Why we sometimes fail…
June 29, 2012 Leave a comment
I started this week with a blog on continuous improvements and why they sometimes fail. I felt like this was truly a good story speaking from experience and that this would be valuable or at least slightly interesting to anyone who is involved with some form of lean or continuous improvement system. Then as our week unfolded I started to see how the reasons for these failures translated to more than just these areas of business, in fact they might even apply to your daily life as well. Here is the summary of what I came to realize.
- You cannot just copy and paste a program into place. So many people read a book or take a course and feel that they have the answers. The truth is you must understand what your current situation is and where you want to go and adjust the plan to give you the best chance at success. If you do not know the starting point and the destination it is hard to create a map.

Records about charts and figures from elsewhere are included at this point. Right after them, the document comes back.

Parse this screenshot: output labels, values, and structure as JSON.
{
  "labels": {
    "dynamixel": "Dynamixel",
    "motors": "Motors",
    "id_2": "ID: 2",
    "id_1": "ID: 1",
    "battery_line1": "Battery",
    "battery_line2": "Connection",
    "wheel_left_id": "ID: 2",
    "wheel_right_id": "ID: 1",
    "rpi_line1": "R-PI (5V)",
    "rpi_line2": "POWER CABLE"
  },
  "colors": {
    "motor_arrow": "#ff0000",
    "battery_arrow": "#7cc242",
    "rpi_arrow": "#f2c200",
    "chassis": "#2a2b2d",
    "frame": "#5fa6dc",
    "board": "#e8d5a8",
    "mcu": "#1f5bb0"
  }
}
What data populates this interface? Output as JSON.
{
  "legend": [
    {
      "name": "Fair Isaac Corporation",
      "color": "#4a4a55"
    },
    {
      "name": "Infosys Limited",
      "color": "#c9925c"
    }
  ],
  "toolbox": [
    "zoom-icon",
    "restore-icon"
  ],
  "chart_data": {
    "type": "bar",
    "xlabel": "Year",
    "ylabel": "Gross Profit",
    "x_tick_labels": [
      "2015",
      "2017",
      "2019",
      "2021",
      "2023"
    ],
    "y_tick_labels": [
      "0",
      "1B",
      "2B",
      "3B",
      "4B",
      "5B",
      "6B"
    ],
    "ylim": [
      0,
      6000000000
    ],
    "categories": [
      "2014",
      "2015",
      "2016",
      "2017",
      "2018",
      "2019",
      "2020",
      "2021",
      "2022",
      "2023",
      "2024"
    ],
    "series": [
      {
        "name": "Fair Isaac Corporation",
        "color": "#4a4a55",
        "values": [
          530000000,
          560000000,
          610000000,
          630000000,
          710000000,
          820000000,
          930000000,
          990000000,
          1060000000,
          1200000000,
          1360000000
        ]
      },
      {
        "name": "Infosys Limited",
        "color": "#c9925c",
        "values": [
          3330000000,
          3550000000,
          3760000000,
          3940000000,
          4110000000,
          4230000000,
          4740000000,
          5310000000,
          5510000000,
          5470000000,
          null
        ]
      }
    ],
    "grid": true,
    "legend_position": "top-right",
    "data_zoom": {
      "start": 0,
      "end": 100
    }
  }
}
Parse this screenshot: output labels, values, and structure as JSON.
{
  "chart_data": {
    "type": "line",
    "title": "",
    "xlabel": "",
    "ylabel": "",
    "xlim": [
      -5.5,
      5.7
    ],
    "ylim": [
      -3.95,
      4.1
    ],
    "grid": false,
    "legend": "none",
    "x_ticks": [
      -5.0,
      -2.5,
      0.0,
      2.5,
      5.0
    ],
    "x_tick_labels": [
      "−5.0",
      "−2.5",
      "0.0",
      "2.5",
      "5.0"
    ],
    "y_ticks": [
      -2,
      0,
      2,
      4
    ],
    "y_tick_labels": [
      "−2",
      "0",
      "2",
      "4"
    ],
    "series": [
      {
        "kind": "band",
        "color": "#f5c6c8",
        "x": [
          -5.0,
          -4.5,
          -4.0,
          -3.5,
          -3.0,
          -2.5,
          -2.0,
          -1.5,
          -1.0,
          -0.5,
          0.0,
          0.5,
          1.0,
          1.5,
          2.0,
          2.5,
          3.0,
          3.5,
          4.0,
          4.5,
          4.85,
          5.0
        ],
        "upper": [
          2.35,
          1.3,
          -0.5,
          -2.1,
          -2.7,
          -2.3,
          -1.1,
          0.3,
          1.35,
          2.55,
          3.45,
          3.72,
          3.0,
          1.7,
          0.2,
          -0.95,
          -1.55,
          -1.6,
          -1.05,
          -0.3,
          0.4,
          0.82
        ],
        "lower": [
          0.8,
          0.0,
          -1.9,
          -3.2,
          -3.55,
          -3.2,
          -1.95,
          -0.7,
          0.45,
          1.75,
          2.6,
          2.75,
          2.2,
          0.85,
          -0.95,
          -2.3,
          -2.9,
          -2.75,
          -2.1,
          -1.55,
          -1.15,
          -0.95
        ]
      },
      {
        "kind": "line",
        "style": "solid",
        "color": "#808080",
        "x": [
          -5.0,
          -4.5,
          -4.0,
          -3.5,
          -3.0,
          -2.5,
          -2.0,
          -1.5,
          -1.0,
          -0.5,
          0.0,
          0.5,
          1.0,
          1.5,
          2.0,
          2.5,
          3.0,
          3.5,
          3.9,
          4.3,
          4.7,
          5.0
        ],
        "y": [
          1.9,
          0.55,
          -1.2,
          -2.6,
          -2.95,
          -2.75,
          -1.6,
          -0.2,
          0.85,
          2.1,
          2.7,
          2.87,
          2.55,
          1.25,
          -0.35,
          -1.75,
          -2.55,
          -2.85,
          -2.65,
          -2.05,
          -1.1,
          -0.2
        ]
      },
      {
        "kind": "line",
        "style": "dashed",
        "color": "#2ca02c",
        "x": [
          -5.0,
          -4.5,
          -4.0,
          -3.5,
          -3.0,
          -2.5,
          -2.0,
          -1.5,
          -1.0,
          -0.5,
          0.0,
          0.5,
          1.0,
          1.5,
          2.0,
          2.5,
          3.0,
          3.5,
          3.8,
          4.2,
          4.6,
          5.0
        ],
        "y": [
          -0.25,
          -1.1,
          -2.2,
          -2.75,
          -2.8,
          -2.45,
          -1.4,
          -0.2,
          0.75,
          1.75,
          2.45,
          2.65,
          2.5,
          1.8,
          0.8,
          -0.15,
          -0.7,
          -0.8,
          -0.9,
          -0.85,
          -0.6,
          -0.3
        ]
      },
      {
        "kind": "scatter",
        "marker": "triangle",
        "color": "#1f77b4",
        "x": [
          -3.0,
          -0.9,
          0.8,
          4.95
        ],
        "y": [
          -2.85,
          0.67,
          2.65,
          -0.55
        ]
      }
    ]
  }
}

The knowledge of the systems is important so please read the book and take the course but then make adjustments to suit your situation as what you were taught was generics.
- Yours and your people’s abilities must match the level of the plan as they impact your ability to succeed more than the plan does. The best laid plans often fail not because of lack of good planning but the lack of a well-trained or well prepared team. You need to start with you and your people and ensure they have the tools to succeed. Also realize that sometimes they may never be able to get there. If that is the case then you must make a tough decision and either change the plan or the people
- Culture accounts for as much as skill. You can have the knowledge, skills and ability but if you do not believe in the vision or the work it takes to get there then all the right things will be said but never accomplished. How many times have you tried to lose weight but cannot. It is a simple formula in purpose, eat healthy and exercise but we continue to fail, why? We do not have the true desire or willpower to reach our goal.
- Do not be afraid to fail and when you do learn from the experience. We did a whole article on this as it is very important. To continue to do the same thing and expect different results is the definition of insanity, which I think is Albert Einstein. This is not saying do not make mistakes, in fact they are necessary but take the time to figure out where it went wrong and adjust and adapt until you get it right. Many times we fail to record what we did and then repeat it later.
- The right person needs to be set to do the right job. I know this sounds a lot like number 2 but it is different. Many times companies promote someone because they are good at one task (i.e. sales) and the assumption is made that they will be successful in another and they are moved into a management role. In many cases it is determined they are not suited and either the person is gone or perhaps the company. Look for the skills that suit the position even if it means that a high achiever may not get the chance to move up.
- We are all leaders and followers. Leadership is not a one person job but everyone’s job at certain times. Yes, in some instances leadership is a full time task and that means setting direction, goals, coaching and all the other things that come with good leadership, but as individuals we have to take the responsibility to hit our goals, do our tasks and build our skills, and that is leadership as well. The same goes that if someone is an expert it is also important that you listen no matter your position because being a good leader sometimes means being a good follower.
We all fail or make mistakes and there are many reasons. I have listed a few that I have seen or experienced and am sure that you may have a few more. In order to improve however it is important to reflect back on why the shortcomings occurred. Did we set ourselves up for success or was the groundwork for failure laid out in implementation?